I teach Calculus this year to this really great group of kids. It’s a very small class, only 9 students, and they are so eager to learn and work really hard.

They have their mid-year exams this week, so I know most of them spent a good part of the weekend preparing for it. When my students came in today, a group of three girls in the front had these big grins on their faces. One of them said, “Guess what we figured out this weekend?” She seemed very excited.

“What did you guys figure out?”

“Well, we were studying yesterday, and we figured out that if you take the integral of the circumference formula, you get the formula for area of a circle – and that makes sense because the integral gives you the area under the curve.”

“Are you serious?” I said it with all the amazement I could, and I have to say, I was thrilled.

Another of these girls wondered why we don’t teach these formulas this way. I explained that the idea of the integral is a big concept for a sixth or seventh grader, and that’s probably the reason. I also reminded them, especially the students I had last year, that sometimes they ask me about why we are doing something or what it connects to, and I find myself giving vague explanations and promising them that it does connect to something they will see. I ask them to trust me, and usually they do.

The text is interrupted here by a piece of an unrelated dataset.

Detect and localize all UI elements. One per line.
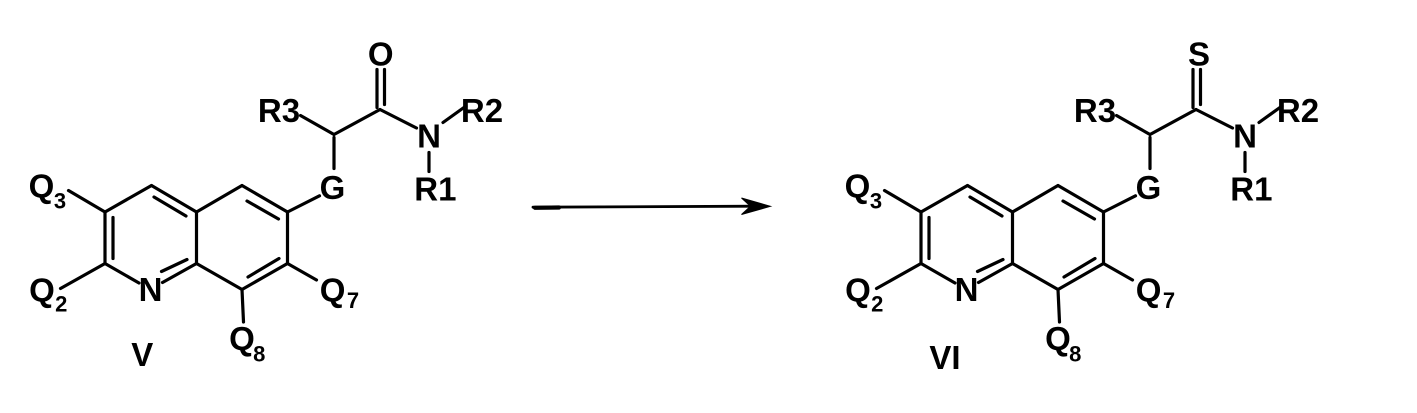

I also pointed out that, if I had told them this a long time ago, they never would have had that moment of making that connection on their own. I would never want to take that away from them. I remember these moments myself, as a student, when I would make these kinds of connections. It made me feel pretty brilliant, I must admit. The fact that these students made this connection to something they learned a long time ago was only beat out by the fact that they were so excited that they made this connection on their own. What more could a teacher ask for?